If you use React Native version 0.56 or older, you need to rename your .svg files to .svgx. Below is an example of using the import statement to feature .svg files. This method of import allow you to work with the SVG the same way you would with any other React component.
The SVG component accepts a title prop, as well as any other props that the svg element accepts. Now that we have our logo.svg file as a React component Logo.jsx, we can publish it to our collection on Bit. This way, we'll make it available for our team to use in other projects.
Converting an SVG to a React component simply means creating a React component that renders an SVG. This does away with having extra .svg files lying around. Storybook has a default webpack config which specifies file-loader for SVG assets which is the cause of the incorrectly imported SVGs. We'll be making some changes to our version 6 packages that use the new exports property on the package.json file to fix this in the future. In the following code snippets, you'll use the shortcut notation for the icons—referencing the icons by their names as strings.
But remember, that option is only valid after you've either explicitly imported and added those icons to the library, or externally loaded an icon bundle. This is especially handy for components with a hover state, where one would expect the icon to change color along with the text. If the color property of the parent component is set to change on hover, the icon will happily follow suit.
For the most part, we do not want all our SVG files to be loaded as a React components. We could combine the above methods depending on the use case. All we have to do is update our webpack configuration. Once you start your application, Webpack will do its thing and you don't need to worry about your SVGs anymore.
It's likely that you use SVG in your React component, that is processed by url-loader instead of svg-react-loader due to incorrect configuration. We will create a single component called Svg, that will have all the icons for our app and use props to get the desired icon and control its attributes. This approach allows SVG files referenced from JavaScript to be converted to JSX, but SVGs referenced elsewhere to be kept as SVG files. Use the "..." syntax to run the default SVG transformer first before converting the SVG to JSX.

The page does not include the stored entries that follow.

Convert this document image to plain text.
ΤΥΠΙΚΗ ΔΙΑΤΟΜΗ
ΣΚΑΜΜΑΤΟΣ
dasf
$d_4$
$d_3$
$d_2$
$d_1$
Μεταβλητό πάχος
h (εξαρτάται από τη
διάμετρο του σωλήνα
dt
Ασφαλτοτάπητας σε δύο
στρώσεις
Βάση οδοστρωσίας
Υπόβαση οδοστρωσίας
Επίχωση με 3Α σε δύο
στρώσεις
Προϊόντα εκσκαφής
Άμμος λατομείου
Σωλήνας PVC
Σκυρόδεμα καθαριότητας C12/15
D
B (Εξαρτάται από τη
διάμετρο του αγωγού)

Webpack finds all relative module references in CSS (they start with ./) and replaces them with the final paths from the compiled bundle. If you make a typo or accidentally delete an important file, you will see a compilation error, like when you import a non-existent JavaScript module. The final filenames in the compiled bundle are generated by webpack from content hashes. If the file content changes in the future, webpack will give it a different name in production so you don't need to worry about long-term caching of assets.
Wrapping the SVG icon into a separate component is helpful when it comes to unifying the appearance of these elements across your application. Using this component along with the SVGR package or other SVG optimization tool will make your icons easily scalable and editable. This may also increase the performance and speed of your website.
The next option is to transform your svg file directly into a React component. I won't explain how it works in detail but here's the snippet that shows how simple it is. After the configuration you just need to include your SVG as a component, the optimization will be handled by SVGR. You can paste the SVG content inline, in any of your components. Your component code will be bloated with the svg code, there's no reusability.
The SVG code won't give any output if you try to open it. That's all it needs to generate React components from SVGs. Every time you have a new SVG file or adjust one of your existing SVG files, you can the npm run svgr command again.